For, while on one hand the Church of Rome acknowledges women's equal rights to just about everything, and has been willing down the centuries to make use of women in many ways, on the other hand it simply cannot abide the possibility that at some point they might function in a priestly office.

The first agreement within the Church of England to provide for the ordination of women came in 1975; it took 20 years for the first such ordination, and even in this current situation there won't be a mitred woman before 2014.

The Archbishop of Canterbury, Dr Rowan Williams, who is committed to the ordination of women as bishops, described such amendments as the structural humiliation of women, a phrase which those in the Vatican who monitor the events of Anglican synods might try to interpret.

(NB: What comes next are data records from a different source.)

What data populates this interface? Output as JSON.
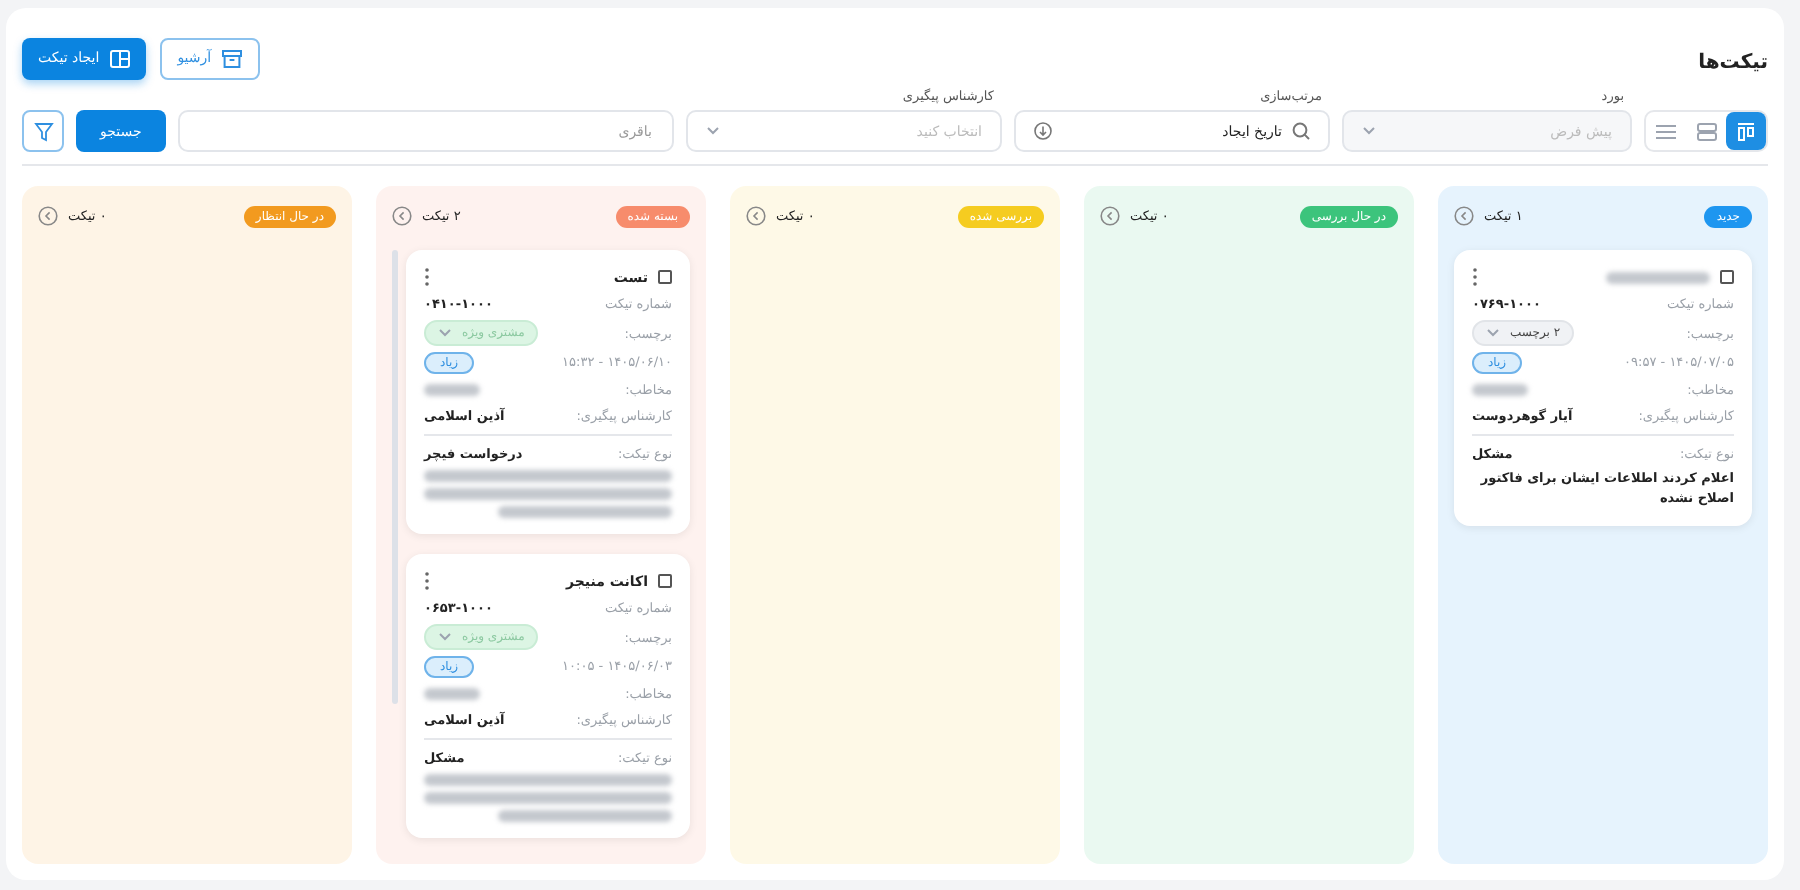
{
  "header": {
    "title": "تیکت‌ها",
    "buttons": [
      {
        "kind": "outline",
        "label": "آرشیو"
      },
      {
        "kind": "primary",
        "label": "ایجاد تیکت"
      }
    ]
  },
  "filters": {
    "views": [
      {
        "kind": "board",
        "selected": true
      },
      {
        "kind": "rows",
        "selected": false
      },
      {
        "kind": "list",
        "selected": false
      }
    ],
    "board": {
      "label": "بورد",
      "placeholder": "پیش فرض"
    },
    "sort": {
      "label": "مرتب‌سازی",
      "value": "تاریخ ایجاد"
    },
    "expert": {
      "label": "کارشناس پیگیری",
      "placeholder": "انتخاب کنید"
    },
    "search": {
      "placeholder": "باقری"
    },
    "search_button": "جستجو"
  },
  "columns": [
    {
      "status": "جدید",
      "color": "#1e96f0",
      "count": "۱ تیکت",
      "tickets": [
        {
          "checked": false,
          "number_label": "شماره تیکت",
          "number": "۰۷۶۹-۱۰۰۰",
          "tag_label": "برچسب:",
          "tag": {
            "kind": "count",
            "text": "۲ برچسب"
          },
          "priority": "زیاد",
          "datetime": "۱۴۰۵/۰۷/۰۵ - ۰۹:۵۷",
          "contact_label": "مخاطب:",
          "expert_label": "کارشناس پیگیری:",
          "expert": "آیار گوهردوست",
          "type_label": "نوع تیکت:",
          "type": "مشکل",
          "description": "اعلام کردند اطلاعات ایشان برای فاکتور اصلاح نشده"
        }
      ]
    },
    {
      "status": "در حال بررسی",
      "color": "#3cc47c",
      "count": "۰ تیکت"
    },
    {
      "status": "بررسی شده",
      "color": "#f5cc20",
      "count": "۰ تیکت"
    },
    {
      "status": "بسته شده",
      "color": "#f78c6c",
      "count": "۲ تیکت",
      "tickets": [
        {
          "checked": false,
          "title": "تست",
          "number_label": "شماره تیکت",
          "number": "۰۴۱۰-۱۰۰۰",
          "tag_label": "برچسب:",
          "tag": {
            "kind": "special",
            "text": "مشتری ویژه"
          },
          "priority": "زیاد",
          "datetime": "۱۴۰۵/۰۶/۱۰ - ۱۵:۳۲",
          "contact_label": "مخاطب:",
          "expert_label": "کارشناس پیگیری:",
          "expert": "آذین اسلامی",
          "type_label": "نوع تیکت:",
          "type": "درخواست فیچر"
        },
        {
          "checked": false,
          "title": "اکانت منیجر",
          "number_label": "شماره تیکت",
          "number": "۰۶۵۳-۱۰۰۰",
          "tag_label": "برچسب:",
          "tag": {
            "kind": "special",
            "text": "مشتری ویژه"
          },
          "priority": "زیاد",
          "datetime": "۱۴۰۵/۰۶/۰۳ - ۱۰:۰۵",
          "contact_label": "مخاطب:",
          "expert_label": "کارشناس پیگیری:",
          "expert": "آذین اسلامی",
          "type_label": "نوع تیکت:",
          "type": "مشکل"
        }
      ]
    },
    {
      "status": "در حال انتظار",
      "color": "#f29a1f",
      "count": "۰ تیکت"
    }
  ]
}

Interpretation is a strange thing, though. I don't know what the Holy Ghost was doing but he is clearly staying aloof from the Catholic element of this little problem, in which the one word most used and apparently most mis-understood is 'Christian'.

What does Christian Unity mean, if it means a welcome by the Catholic Church for the Anglican men who will not tolerate women bishops?

When the Church of England decided to approve the ordination of women way back then, the Church of Rome welcomed the 500 or so Anglican clergy -- many of them married with families -- who decided to move over to Catholicism, no doubt in the full fervour of a desire for men-only Christian unity.

That this was a resounding insult to Catholic womanhood was never acknowledged or repented, and that it was also, by the by, something of a challenge to the celibate Catholic clergy, was also ignored.

Now, as then, the Vatican elite wants to have its celibate, male cake, but it also wants to eat it by welcoming disillusioned or dislodged Anglicans. Not only that, but it wants to eat the Anglican cake as well, warning the synod of its disapproval and of its regret.

Anglican women, too, must feel puzzled and even distressed by the tone of the synod discussions. Not all Christian women may be in favour of female bishops, as it can be difficult to relinquish traditional roles and to welcome new variations on a time-honoured theme.

But time is not a reliable value-system, and there could be few ironies more obvious to modern women than a church which has replaced the glass ceiling with a celestial one.